Cóż sen cudowny proroczy
w fantazji mej przedstawił?
Całą mą przyszłość objawił
dokładnie, lecz tam nie było
zjawy. Co się za tym kryło
mrocznym i złowieszczym cieniem?
Odpowiedź z wyjaśnieniem
co przede mną się skrywała
w szponach ciemność trzymała,
a ta postać się zbliżała...

Szybko zapaliłem świece
wzrokiem przez ciemności lecę.
Pokój mój światło zalało
zjawy nie ma, zło zostało.

Opublikowano

filozof pyta
filozof nie musi palić światła żeby przepędzić zło czy jakieś "zabobony", filozof przepędza je rozumem, a raczej stara się zrozumieć i nie zapala światła, aby bliżej przyjrzeć się temu zjawisku

noo a tak to to takie kiepsko mrożące krew w żyłach (horror-mrożonka?)


pozdrawiam

ps no i nie potrzebnie te rymy

Opublikowano

W obliczu strachu człowiek nie ma czasu na rozważanie tego i tamtego, chce się tylko czuć bezpiecznie stąd to zapalenie światła. W zamierzeniu nie miałem mrożenia krwi w żyłach, raczej chciałem, żeby było w tym coś mrocznego. Co do rymów to stwierdziłem, że jak mam się wysilać i wciskać 8 sylab na wers to jeszcze włożę w to więcej pracy i rymy powstawiam, chociaż może za dużo tych przerzutni tutaj. Dzięki za komentarz! Pozdrawiam

Opublikowano

Zaloguj się, aby zobaczyć zawartość.



no tak jeżeli chciałeś tylko mhrocznie to tytuł nie jest zbyt adekwatny
filozof jest oświecony i mroków się nie boi a świecą jego umysł :)


pozdrawiam
Opublikowano

W sumie gdybym mógł to bym ten tytuł zmienił na coś innego (nie koniecznie mrocznego:P) ale możliwości takiej nie mam. Filozofem nie jestem :)... nie wziąłem pod uwagę, że w jak się o czymś pisze to rozpatruję się to w kategoriach idealnych i chociaż nie wszyscy filozofowie są oświeceni to ten w tekście, jeśli go nie opisuję dokładnie jest brany jako wzór. W sumie to jak w Teorii obwodów nie ma kondensatora idealnego, a na papierze istnieją. Żałuję mogłem to porozkminiać, jak na razie musi być tak jak jest. :P

Opublikowano

nie no wiesz, nie jest źle, ogólnie mi się podoba bo nie piszesz takiego "wypruwania flaków" - czyli nie piszesz że boli cię serduszko albo przyrodzenie bo rzuciła cię dziewczyna a ty ją tak dlajesz kochasz etc etc

ten tekst mi o romantyzm zakrawa, wiesz klimat mroczny, niewytłumaczalny, ale ja po prostu bym ten tekst podrasowała żeby był mroczny wszech miar, i zastanów się co jeszcze TERAZ jest mroczne i czy serio jest to tylko ciemność (w dobie żarówki i multimediów - cisza).
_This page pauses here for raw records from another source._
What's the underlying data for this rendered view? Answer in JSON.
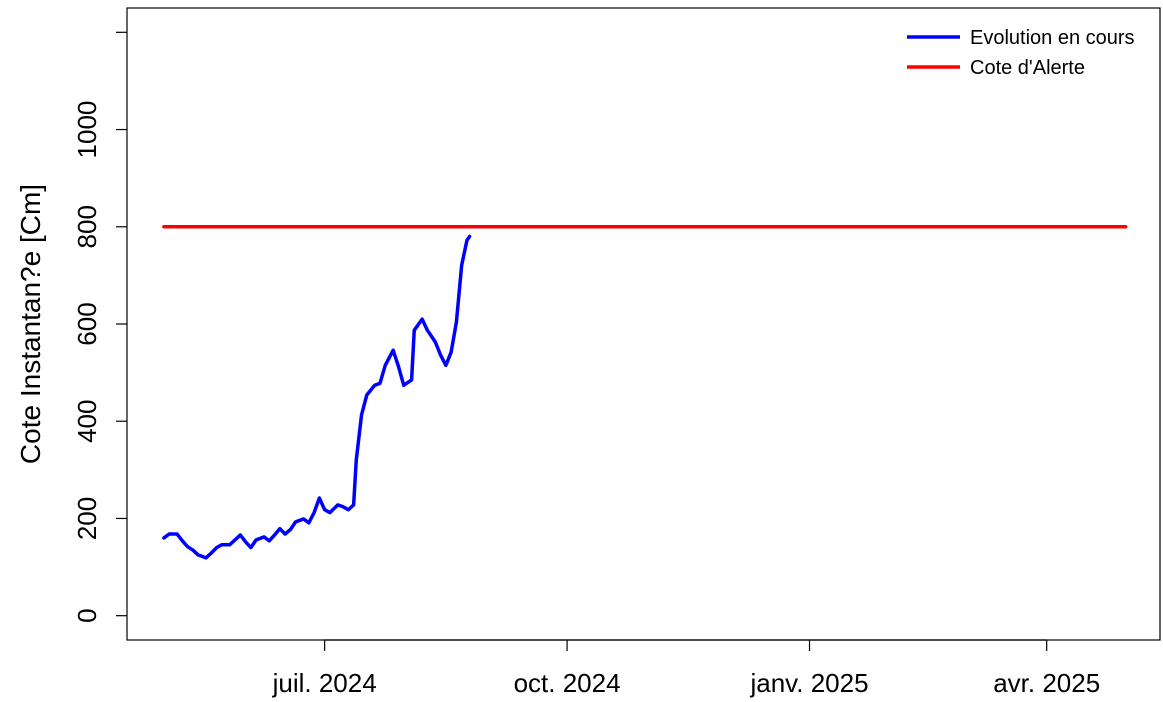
{
  "chart_data": {
    "type": "line",
    "ylabel": "Cote Instantan?e [Cm]",
    "legend": "topright",
    "xlim": [
      "2024-04-17",
      "2025-05-14"
    ],
    "xticks": [
      {
        "value": "2024-07-01",
        "label": "juil. 2024"
      },
      {
        "value": "2024-10-01",
        "label": "oct. 2024"
      },
      {
        "value": "2025-01-01",
        "label": "janv. 2025"
      },
      {
        "value": "2025-04-01",
        "label": "avr. 2025"
      }
    ],
    "ylim": [
      -50,
      1250
    ],
    "yticks": [
      0,
      200,
      400,
      600,
      800,
      1000,
      {
        "value": 1200,
        "label": null
      }
    ],
    "series": [
      {
        "name": "Evolution en cours",
        "color": "#0000ff",
        "x": [
          "2024-05-01",
          "2024-05-03",
          "2024-05-06",
          "2024-05-08",
          "2024-05-10",
          "2024-05-12",
          "2024-05-14",
          "2024-05-17",
          "2024-05-19",
          "2024-05-21",
          "2024-05-23",
          "2024-05-26",
          "2024-05-28",
          "2024-05-30",
          "2024-06-01",
          "2024-06-03",
          "2024-06-05",
          "2024-06-08",
          "2024-06-10",
          "2024-06-12",
          "2024-06-14",
          "2024-06-16",
          "2024-06-18",
          "2024-06-20",
          "2024-06-23",
          "2024-06-25",
          "2024-06-27",
          "2024-06-29",
          "2024-07-01",
          "2024-07-03",
          "2024-07-06",
          "2024-07-08",
          "2024-07-10",
          "2024-07-12",
          "2024-07-13",
          "2024-07-15",
          "2024-07-17",
          "2024-07-20",
          "2024-07-22",
          "2024-07-24",
          "2024-07-27",
          "2024-07-29",
          "2024-07-31",
          "2024-08-03",
          "2024-08-04",
          "2024-08-07",
          "2024-08-09",
          "2024-08-12",
          "2024-08-14",
          "2024-08-16",
          "2024-08-18",
          "2024-08-20",
          "2024-08-22",
          "2024-08-24",
          "2024-08-25"
        ],
        "values": [
          160,
          168,
          168,
          154,
          142,
          135,
          125,
          119,
          129,
          140,
          146,
          146,
          156,
          166,
          152,
          140,
          156,
          162,
          154,
          166,
          179,
          168,
          177,
          193,
          199,
          191,
          212,
          242,
          218,
          212,
          228,
          224,
          218,
          228,
          320,
          413,
          454,
          474,
          478,
          515,
          546,
          513,
          474,
          485,
          587,
          610,
          587,
          563,
          536,
          515,
          542,
          604,
          721,
          772,
          780
        ]
      },
      {
        "name": "Cote d'Alerte",
        "color": "#ff0000",
        "x": [
          "2024-05-01",
          "2025-05-01"
        ],
        "values": [
          800,
          800
        ]
      }
    ]
  }
}
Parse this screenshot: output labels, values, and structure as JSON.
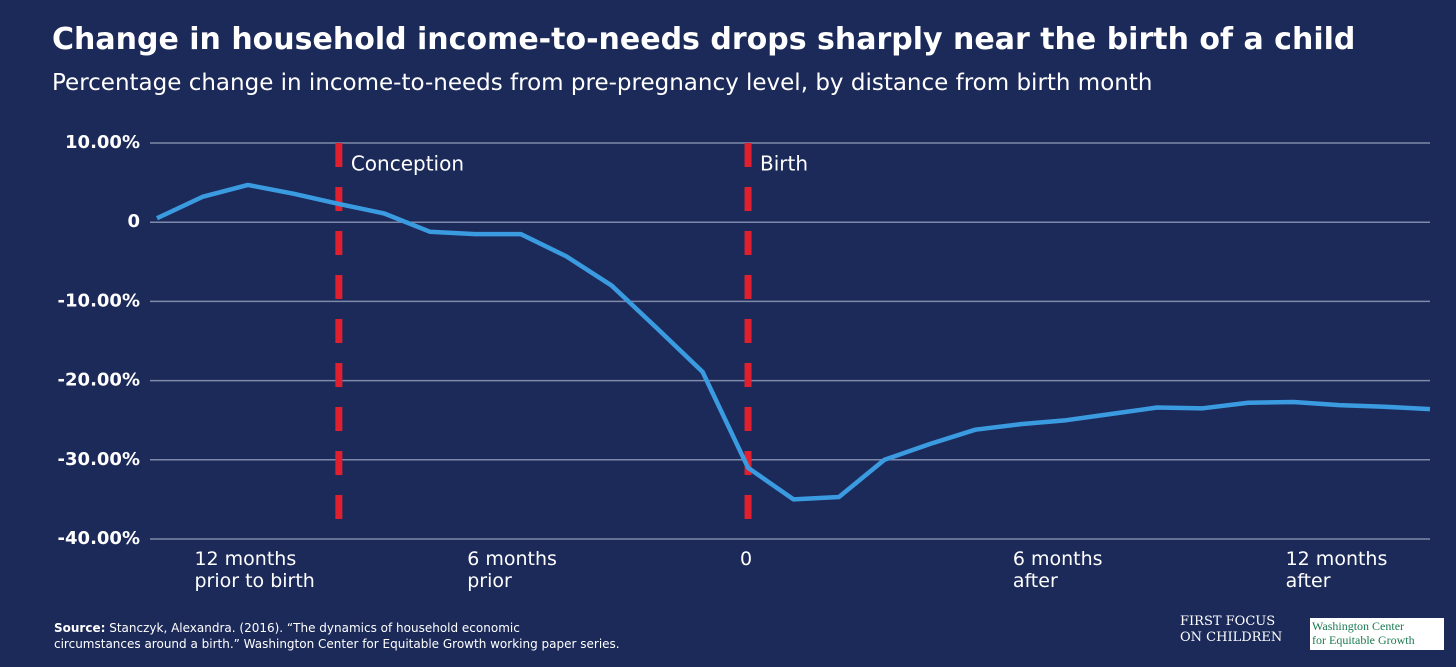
{
  "chart_data": {
    "type": "line",
    "title": "Change in household income-to-needs drops sharply near the birth of a child",
    "subtitle": "Percentage change in income-to-needs from pre-pregnancy level, by distance from birth month",
    "x": [
      -13,
      -12,
      -11,
      -10,
      -9,
      -8,
      -7,
      -6,
      -5,
      -4,
      -3,
      -2,
      -1,
      0,
      1,
      2,
      3,
      4,
      5,
      6,
      7,
      8,
      9,
      10,
      11,
      12,
      13,
      14,
      15
    ],
    "series": [
      {
        "name": "Income-to-needs change",
        "color": "#3a9be0",
        "values": [
          0.5,
          3.2,
          4.7,
          3.6,
          2.3,
          1.1,
          -1.2,
          -1.5,
          -1.5,
          -4.3,
          -8.0,
          -13.4,
          -18.9,
          -31.0,
          -35.0,
          -34.7,
          -30.0,
          -28.0,
          -26.2,
          -25.5,
          -25.0,
          -24.2,
          -23.4,
          -23.5,
          -22.8,
          -22.7,
          -23.1,
          -23.3,
          -23.6
        ]
      }
    ],
    "xlim": [
      -13,
      15
    ],
    "xticks": [
      {
        "value": -12,
        "label": "12 months\nprior to birth"
      },
      {
        "value": -6,
        "label": "6 months\nprior"
      },
      0,
      {
        "value": 6,
        "label": "6 months\nafter"
      },
      {
        "value": 12,
        "label": "12 months\nafter"
      }
    ],
    "ylim": [
      -40,
      10
    ],
    "yticks": [
      {
        "value": 10,
        "label": "10.00%"
      },
      0,
      {
        "value": -10,
        "label": "-10.00%"
      },
      {
        "value": -20,
        "label": "-20.00%"
      },
      {
        "value": -30,
        "label": "-30.00%"
      },
      {
        "value": -40,
        "label": "-40.00%"
      }
    ],
    "grid": true,
    "reference_lines": [
      {
        "x": -9,
        "label": "Conception",
        "color": "#e0202e"
      },
      {
        "x": 0,
        "label": "Birth",
        "color": "#e0202e"
      }
    ],
    "source_label": "Source:",
    "source_text": "Stanczyk, Alexandra. (2016). “The dynamics of household economic\ncircumstances around a birth.” Washington Center for Equitable Growth working paper series.",
    "logos": [
      "First Focus\non Children",
      "Washington Center\nfor Equitable Growth"
    ]
  }
}
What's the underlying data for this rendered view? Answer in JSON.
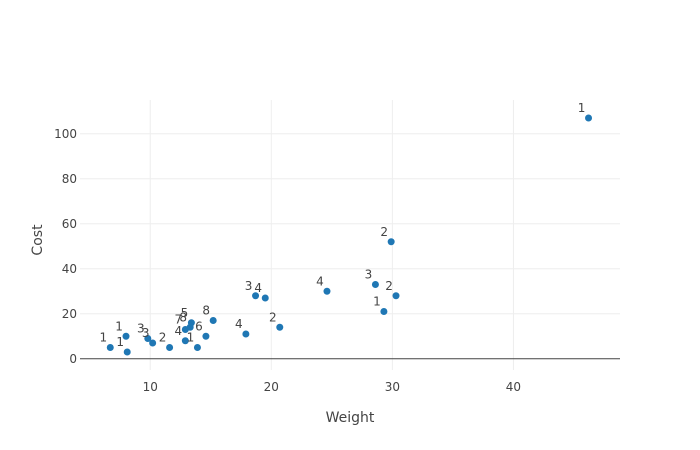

Cisza jest teraz najmroczniejsza, każdy boi się zostać sam, ludzie śpiąc włączają radio bo boją się choć na chwilę zostać sami z własnym sobą - i to jest mroczne ;)


pozdrawiam i czekam na nowe teksty

Opublikowano

Ehhhh, to jest słabe. Takie tendencyjne.... Mroku w tym żadnego nie ma ( a raczej jest, tylko słowny).

Tak jak Kla Ro radzi, zrezygnować z rymów. To za krótki tekst, aby rymy nadały mu jakiś sens. Po co kombinować z sylabizacją, białe wiersze nie wymagają takowej.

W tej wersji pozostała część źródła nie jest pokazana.